We try so hard to simply deflect anything hindering our "self-esteem," our feelings of assurance in some way.

If someone disagrees with a belief I have, it doesn't change what I believe.

It exposes my insecurity with my own abilities to uphold any convictions I have.

We're weak.

We need to get over it.

We so desperately need a Savior. We're a bunch of lost sheep, afraid of each other, and desperate to get along, but only for our own personal gain.

Ugh. Lord, help.

If someone agrees with me, it's only affirming to the inner-Shaina I keep on a throne in my insides.

When someone says, "Yes! Me too!" it's really like someone else approaching my throne to fan me and say, "You are perfect, and the center of the universe."

When someone disagrees, it's like someone left the steps of my "throne" and said, "Someone else should be there."

So, no I don't hate someone who disagrees with me. But I am afraid of them. So when these other people disagree with me and I am exposed to my own weakness and frailty, I'll decide not to open up anymore. You may not approach my throne.

I'll try to stay away from these people.

They'll feel like I hate them.

I don't. I just need Jesus.

We. We need Jesus.

If He is the one on our "thrones," we wouldn't have any more problems.

The musical chairs in my own heart is a sickening dance. How many times do I kick Jesus off His throne so I can try to sit there, and then be upset and push everyone away?

It's not my seat.

Monday, July 6, 2015

I will

My 6 month old daughter is staring me down right now. I put her down for a nap just now. She starting moving not more than a few moment later. She lifted her head, and looked up at me and smiled and started kicking her chubby legs.

It's not nap time, Mama. It's play time.

It's just the thing with little ones. There is no schedule, even if I know there is one. There's no time limit, even if I say there is. There's no night time, and day time, and play time and nap time. It's just time for whatever the little one needs or wants.

In a way this is kind of beautiful. My child is not bound by the expectations that come with each passing moment the way that I am.

My baby girl has her basic needs, but other than that she's just happy to be alive, happy to see me, happy to kick me and pull my hair.

Of course it is entirely true that I've learned a great deal about myself since having this baby girl. My Selah Mei Arb. I've discovered more of myself while losing a great deal of myself, too. Who can keep up when most of my moments revolve around timing how long I might have to shave my legs if I just fed her?

It overwhelms me how much I can't control things. It overwhelms me how many opinions and "answers" people have when on the subject of raising and training my child. Should I let her cry it out at night? Is it ok to nurse to sleep? Should I put her on a strict schedule?

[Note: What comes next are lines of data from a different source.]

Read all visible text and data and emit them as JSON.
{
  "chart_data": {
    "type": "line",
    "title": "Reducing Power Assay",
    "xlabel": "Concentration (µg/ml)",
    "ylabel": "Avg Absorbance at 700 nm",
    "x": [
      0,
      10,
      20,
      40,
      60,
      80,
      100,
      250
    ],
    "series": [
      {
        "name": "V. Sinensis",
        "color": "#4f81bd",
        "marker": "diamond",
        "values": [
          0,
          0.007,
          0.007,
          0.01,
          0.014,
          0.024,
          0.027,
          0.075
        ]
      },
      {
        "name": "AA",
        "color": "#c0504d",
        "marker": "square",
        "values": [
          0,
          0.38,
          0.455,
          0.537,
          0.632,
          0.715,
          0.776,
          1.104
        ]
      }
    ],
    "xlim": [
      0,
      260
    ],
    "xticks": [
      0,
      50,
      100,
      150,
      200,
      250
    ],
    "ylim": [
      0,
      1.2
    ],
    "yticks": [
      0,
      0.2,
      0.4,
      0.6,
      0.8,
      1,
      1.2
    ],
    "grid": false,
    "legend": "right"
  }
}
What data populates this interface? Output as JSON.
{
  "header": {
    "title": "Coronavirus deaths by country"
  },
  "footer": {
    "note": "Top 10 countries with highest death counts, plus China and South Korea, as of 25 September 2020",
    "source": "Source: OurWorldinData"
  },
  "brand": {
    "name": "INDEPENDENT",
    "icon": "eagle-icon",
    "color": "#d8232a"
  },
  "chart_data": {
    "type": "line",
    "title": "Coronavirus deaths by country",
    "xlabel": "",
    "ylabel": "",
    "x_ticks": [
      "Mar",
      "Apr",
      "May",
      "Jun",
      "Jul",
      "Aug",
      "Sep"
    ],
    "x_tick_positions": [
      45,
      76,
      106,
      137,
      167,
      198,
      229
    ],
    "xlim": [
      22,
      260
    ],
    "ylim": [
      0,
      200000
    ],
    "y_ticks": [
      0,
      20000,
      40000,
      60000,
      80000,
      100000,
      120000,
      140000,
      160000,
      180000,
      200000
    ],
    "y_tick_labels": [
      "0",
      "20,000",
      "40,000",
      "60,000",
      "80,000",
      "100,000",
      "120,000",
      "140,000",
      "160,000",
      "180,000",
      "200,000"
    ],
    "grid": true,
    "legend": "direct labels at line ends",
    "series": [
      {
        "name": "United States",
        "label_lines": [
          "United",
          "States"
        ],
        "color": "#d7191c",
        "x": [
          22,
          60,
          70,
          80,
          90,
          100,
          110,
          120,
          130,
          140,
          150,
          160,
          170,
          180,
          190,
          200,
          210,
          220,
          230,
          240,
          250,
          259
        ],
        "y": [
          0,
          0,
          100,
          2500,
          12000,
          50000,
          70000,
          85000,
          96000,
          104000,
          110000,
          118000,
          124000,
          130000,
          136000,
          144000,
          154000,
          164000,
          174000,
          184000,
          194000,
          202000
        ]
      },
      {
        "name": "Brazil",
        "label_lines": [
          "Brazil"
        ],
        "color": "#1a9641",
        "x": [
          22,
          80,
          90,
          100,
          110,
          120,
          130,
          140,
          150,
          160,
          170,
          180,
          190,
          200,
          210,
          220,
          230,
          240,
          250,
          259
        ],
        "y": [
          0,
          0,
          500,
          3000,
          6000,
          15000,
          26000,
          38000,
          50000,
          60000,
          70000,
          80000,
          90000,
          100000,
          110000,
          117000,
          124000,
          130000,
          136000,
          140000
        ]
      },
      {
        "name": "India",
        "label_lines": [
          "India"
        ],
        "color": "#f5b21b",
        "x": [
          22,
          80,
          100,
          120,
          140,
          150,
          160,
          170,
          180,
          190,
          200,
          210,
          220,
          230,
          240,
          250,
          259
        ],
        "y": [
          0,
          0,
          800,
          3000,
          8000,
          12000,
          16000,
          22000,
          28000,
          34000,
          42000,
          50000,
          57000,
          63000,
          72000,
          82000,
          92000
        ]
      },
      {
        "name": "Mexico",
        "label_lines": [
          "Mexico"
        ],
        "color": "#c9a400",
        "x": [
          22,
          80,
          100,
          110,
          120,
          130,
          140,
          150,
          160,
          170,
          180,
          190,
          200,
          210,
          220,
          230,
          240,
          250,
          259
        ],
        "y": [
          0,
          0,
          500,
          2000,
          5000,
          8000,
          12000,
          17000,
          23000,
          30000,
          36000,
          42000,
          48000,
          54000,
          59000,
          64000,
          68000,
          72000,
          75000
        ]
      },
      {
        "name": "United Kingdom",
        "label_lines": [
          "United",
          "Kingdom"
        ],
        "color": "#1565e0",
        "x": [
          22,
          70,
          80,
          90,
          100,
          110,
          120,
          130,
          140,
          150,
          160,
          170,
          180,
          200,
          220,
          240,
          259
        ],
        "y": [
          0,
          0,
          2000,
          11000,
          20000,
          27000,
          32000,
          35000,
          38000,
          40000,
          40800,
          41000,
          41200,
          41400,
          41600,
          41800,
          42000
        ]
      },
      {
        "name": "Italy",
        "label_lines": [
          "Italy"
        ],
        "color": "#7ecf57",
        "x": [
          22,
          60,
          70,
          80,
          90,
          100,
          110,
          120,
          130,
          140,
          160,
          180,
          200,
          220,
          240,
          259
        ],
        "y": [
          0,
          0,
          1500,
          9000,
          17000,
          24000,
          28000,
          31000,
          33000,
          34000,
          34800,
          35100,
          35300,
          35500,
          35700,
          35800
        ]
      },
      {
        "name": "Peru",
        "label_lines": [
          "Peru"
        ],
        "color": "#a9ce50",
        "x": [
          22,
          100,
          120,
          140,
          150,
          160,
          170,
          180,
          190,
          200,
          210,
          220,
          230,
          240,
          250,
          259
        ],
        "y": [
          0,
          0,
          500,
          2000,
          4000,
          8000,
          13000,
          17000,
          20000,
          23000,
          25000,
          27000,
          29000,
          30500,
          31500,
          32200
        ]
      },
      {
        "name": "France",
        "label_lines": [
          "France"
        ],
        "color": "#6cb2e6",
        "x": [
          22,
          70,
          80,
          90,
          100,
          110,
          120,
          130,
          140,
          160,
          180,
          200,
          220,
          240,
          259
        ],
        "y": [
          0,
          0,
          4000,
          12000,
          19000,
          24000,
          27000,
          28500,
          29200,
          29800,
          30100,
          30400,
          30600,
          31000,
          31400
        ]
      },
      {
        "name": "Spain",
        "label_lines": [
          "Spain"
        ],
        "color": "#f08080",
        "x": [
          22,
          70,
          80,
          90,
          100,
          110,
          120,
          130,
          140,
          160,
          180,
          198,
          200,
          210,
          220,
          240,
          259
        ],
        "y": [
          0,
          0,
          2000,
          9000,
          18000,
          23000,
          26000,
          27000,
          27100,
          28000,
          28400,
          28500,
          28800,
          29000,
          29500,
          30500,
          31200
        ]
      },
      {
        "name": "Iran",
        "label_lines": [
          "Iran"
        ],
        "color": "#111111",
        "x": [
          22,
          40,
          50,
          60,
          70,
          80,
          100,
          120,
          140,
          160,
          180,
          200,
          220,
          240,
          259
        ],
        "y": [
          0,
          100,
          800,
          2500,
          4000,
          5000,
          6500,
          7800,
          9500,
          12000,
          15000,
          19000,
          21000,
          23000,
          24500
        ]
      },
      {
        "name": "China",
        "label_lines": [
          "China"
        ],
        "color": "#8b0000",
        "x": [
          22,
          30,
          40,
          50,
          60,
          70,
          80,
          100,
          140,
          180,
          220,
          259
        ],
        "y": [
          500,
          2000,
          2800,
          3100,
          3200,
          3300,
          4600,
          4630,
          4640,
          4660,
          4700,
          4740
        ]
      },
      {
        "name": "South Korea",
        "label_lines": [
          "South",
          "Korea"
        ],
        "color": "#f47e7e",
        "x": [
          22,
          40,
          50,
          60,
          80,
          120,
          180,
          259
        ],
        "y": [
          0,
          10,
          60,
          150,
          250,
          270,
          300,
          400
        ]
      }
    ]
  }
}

I heard someone say recently that caring for another person is sacrificial. It's not always convenient.

I felt comforted by this truth. Sure, different ways of caring for a baby can make things more convenient, but it might not always be what's best for my baby. I've felt challenged by this.

It's been a theme for me since being in labor with Selah.

I felt the Lord nudge me when I was growing desperate for my labor to press on.

"Will you endure this for me? Will you have this kind of long labor to bring my child into the world?"

That's just it. This baby is not mine. She's in my care.

So this morning when Selah had another blow out while I'm trying to make my breakfast...

"Shaina, will you take care of Selah right now, even though you just got ready to eat?"

Yes, Lord. I will.

"Will you wake up again to feed Selah, even though it hurts to open your eyes?"

Yes, Lord. I can do that.

"Will you endure the judgment of silly people who care for their babies in different ways?"

Ohhh. Yikes. But yes. Yes I can can endure that.

Sacrificial love for my child is an option I intend to accept.

Speaking of... she's not happy that I'm blogging. More another time, I suppose;)

Sunday, July 5, 2015

Blog!

I have finally been able to log back into my blog! At long last, the blogging shall begin again, my friends. It shall begin again.